自室のストーブの前、ボロボロ、分解しそうな66年前のハードカバーを膝の上に載せ、読んでいる。
本は1952年(昭和27年)配本が開始された角川書店、昭和文学全集の第14巻、宮沢賢治集(昭和28年配本)の一篇、銀河鐵道の夜。
戦後の混乱期から経済成長の時代に向かう頃の空前の全集出版ブーム、我が家でも角川書店から出版予定の昭和文学全集を父が予約、
配本される都度、重そうに数冊本を抱えて会社から帰ってくる、そんな父の姿を今でも覚えている。
全60巻の配本が終わった頃、粗末な組み立て式の書架が送られてきた。
だが、その書架に全巻揃うことはなかった。家族6人、誰かが自分の好みの本を手元に持っていって返さない。
小学校3,4年生だった私は宮沢賢治に夢中だった。爾来、その本は66年間ずっと私の手元にあり続けている。
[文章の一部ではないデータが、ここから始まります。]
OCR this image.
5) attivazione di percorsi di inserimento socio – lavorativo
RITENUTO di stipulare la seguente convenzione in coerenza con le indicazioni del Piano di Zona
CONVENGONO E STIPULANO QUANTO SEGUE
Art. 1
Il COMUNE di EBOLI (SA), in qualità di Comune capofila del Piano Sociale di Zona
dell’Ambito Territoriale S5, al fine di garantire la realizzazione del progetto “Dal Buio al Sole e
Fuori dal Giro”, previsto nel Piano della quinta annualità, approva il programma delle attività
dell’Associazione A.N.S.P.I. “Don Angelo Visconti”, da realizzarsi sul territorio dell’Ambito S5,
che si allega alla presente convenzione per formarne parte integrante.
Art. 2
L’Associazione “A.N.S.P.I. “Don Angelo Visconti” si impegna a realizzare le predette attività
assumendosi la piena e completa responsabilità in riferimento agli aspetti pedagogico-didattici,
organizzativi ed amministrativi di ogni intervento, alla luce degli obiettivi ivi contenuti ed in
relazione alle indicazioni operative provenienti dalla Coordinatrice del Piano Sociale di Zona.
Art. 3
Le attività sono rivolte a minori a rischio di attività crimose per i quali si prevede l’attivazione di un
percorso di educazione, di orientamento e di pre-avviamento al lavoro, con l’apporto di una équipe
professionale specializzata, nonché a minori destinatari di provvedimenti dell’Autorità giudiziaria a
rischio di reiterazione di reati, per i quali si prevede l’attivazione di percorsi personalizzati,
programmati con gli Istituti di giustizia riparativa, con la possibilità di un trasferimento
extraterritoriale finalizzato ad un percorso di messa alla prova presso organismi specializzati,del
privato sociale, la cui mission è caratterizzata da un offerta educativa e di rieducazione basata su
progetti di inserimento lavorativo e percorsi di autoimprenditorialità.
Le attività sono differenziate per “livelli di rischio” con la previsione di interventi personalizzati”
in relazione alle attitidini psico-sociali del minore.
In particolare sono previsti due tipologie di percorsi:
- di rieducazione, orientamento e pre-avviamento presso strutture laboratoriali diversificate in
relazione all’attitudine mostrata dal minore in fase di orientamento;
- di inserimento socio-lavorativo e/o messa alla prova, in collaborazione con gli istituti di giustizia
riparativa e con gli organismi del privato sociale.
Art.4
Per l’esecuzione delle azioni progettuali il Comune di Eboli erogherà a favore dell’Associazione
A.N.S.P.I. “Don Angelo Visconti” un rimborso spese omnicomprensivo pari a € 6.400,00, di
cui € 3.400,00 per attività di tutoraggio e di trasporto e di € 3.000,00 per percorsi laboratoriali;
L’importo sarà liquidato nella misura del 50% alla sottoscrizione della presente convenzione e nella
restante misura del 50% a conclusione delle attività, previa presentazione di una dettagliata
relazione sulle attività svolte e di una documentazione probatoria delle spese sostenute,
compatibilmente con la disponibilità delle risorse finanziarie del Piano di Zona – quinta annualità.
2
風の又三郎、ポラーノ廣場、クスコーブドリの傳記、だが断然私は銀河鐵道の夜が好きだった。
当時、賢治といえば風の又三郎だった時代、正字、旧仮名遣い、ルビなし、細かい活字の三段組の本に小学生がなぜ?
黄金きんと紅でうつくしくいろどられた大きな苹果・・・苹果を読み、理解し得たのであろうか?
賢治の思想、哲学、教養、宗教、科学のすべてを織り込んだ銀河鐵道の夜、小学生の私が理解し得たのか?
だが、通俗を嫌うマセガキ、現実と幻想の世界、夢想する少年、繰り返し読んだ少年期の私の深層心理に言い知れぬインパクトを与えたことは確かであろう。
文献学的研究がなされてない時代に出版された本、遺稿には頁数さえなく、紛失稿もあり、研究の進んだ現在出版されている本とだいぶ違う。
だが、私にはこの不完全な本、形而上学的深い意味を含むブルカニロ博士の登場の結末で終わる銀河鐵道の夜でなければならないのだ。
平易な結末では満足できない、この本の銀河鐵道の夜を心から愛する。